IMC Colloquium Series: "Systems Thinking for Health Systems Renewal"

Friday, September 18, 2009
11:30 - 12:30
Rm10900

Dr. Allan Best
Centre for Clinical Epidemiology and Evaluation, Vancouver General Hospital

Abstract

Health policy and health organisation leaders are emphasizing the importance of evidence when searching for new ways to tackle complex public health issues (such as obesity and health inequalities) and address enduring organisational challenges (such as safety, efficiency and patient-centredness).

Yet, how we think about the challenge of moving from evidence to policy, or from evidence to organisational change, profoundly shapes the ways we work and the results that we get. Today, our ways of thinking are changing fundamentally, as we come to understand that our health systems are complex systems, demanding fresh conceptual models, more integrative research methodology, and organizational forms that nurture and support evidence-informed decision making. We need more interdisciplinarity, more systems thinking, more problem-based research, and some serious restructuring of the ways in which universities, research funders, and health service organizations are designed. If this systemic change is stifled, we risk never realizing our potential for creating and using knowledge in a collaborative way, and we commit an injustice to the populations we serve.

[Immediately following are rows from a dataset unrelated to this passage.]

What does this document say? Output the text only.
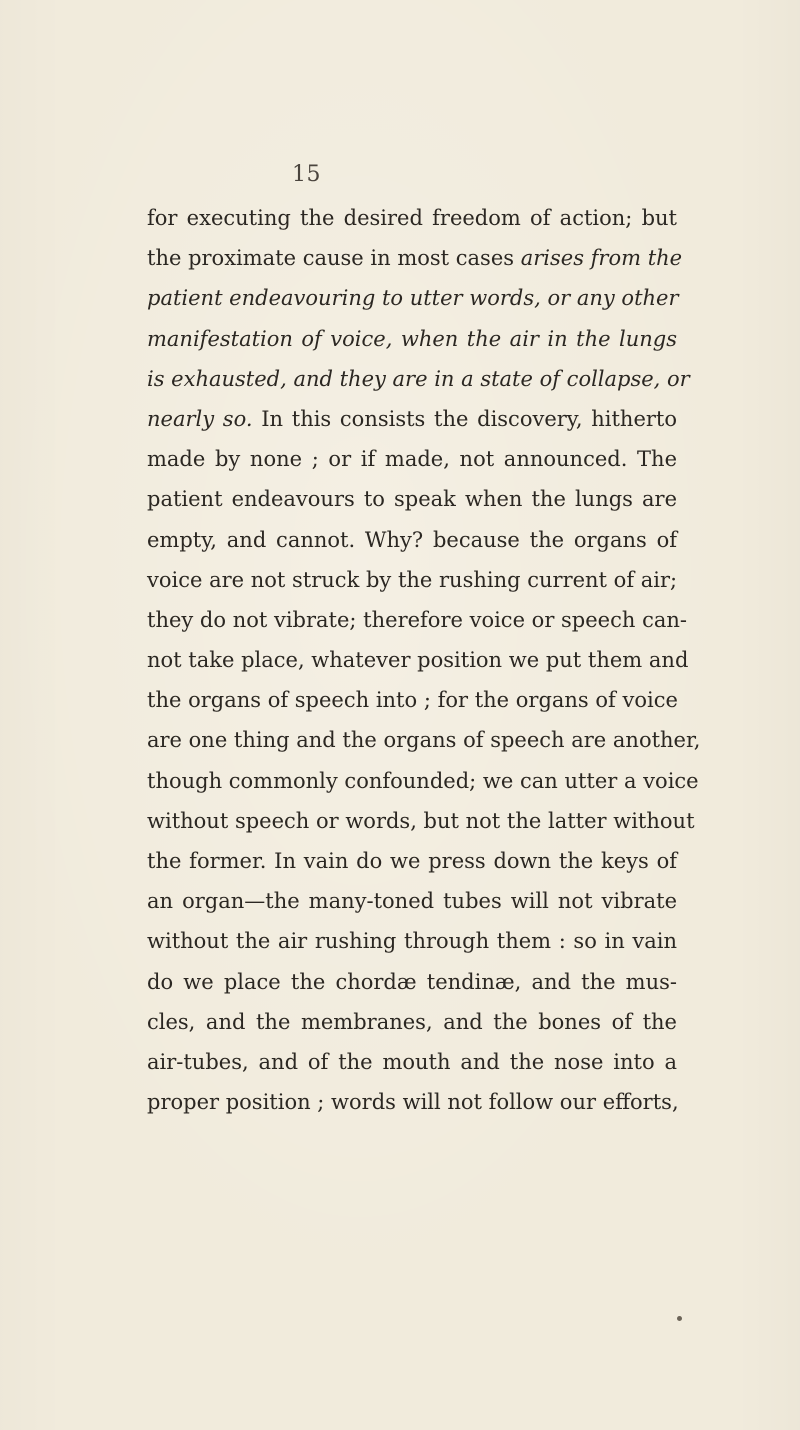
15
for executing the desired freedom of action; but
the proximate cause in most cases arises from the
patient endeavouring to utter words, or any other
manifestation of voice, when the air in the lungs
is exhausted, and they are in a state of collapse, or
nearly so. In this consists the discovery, hitherto
made by none ; or if made, not announced. The
patient endeavours to speak when the lungs are
empty, and cannot. Why? because the organs of
voice are not struck by the rushing current of air;
they do not vibrate; therefore voice or speech can-
not take place, whatever position we put them and
the organs of speech into ; for the organs of voice
are one thing and the organs of speech are another,
though commonly confounded; we can utter a voice
without speech or words, but not the latter without
the former. In vain do we press down the keys of
an organ—the many-toned tubes will not vibrate
without the air rushing through them : so in vain
do we place the chordæ tendinæ, and the mus-
cles, and the membranes, and the bones of the
air-tubes, and of the mouth and the nose into a
proper position ; words will not follow our efforts,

Imagine a system in which researchers, decision makers and practitioners work collaboratively throughout the full knowledge creation, synthesis, and application process. Think about how tenure and promotion policies might change if contributions to social good were valued as much as contributions to knowledge. Reflect on how knowledge from randomization and experimental control might be balanced by real-world data and learning from practice. Ask what it will take to develop new analytic methods that capture the dynamic, multilevel nature of change as health systems work to continuously improve.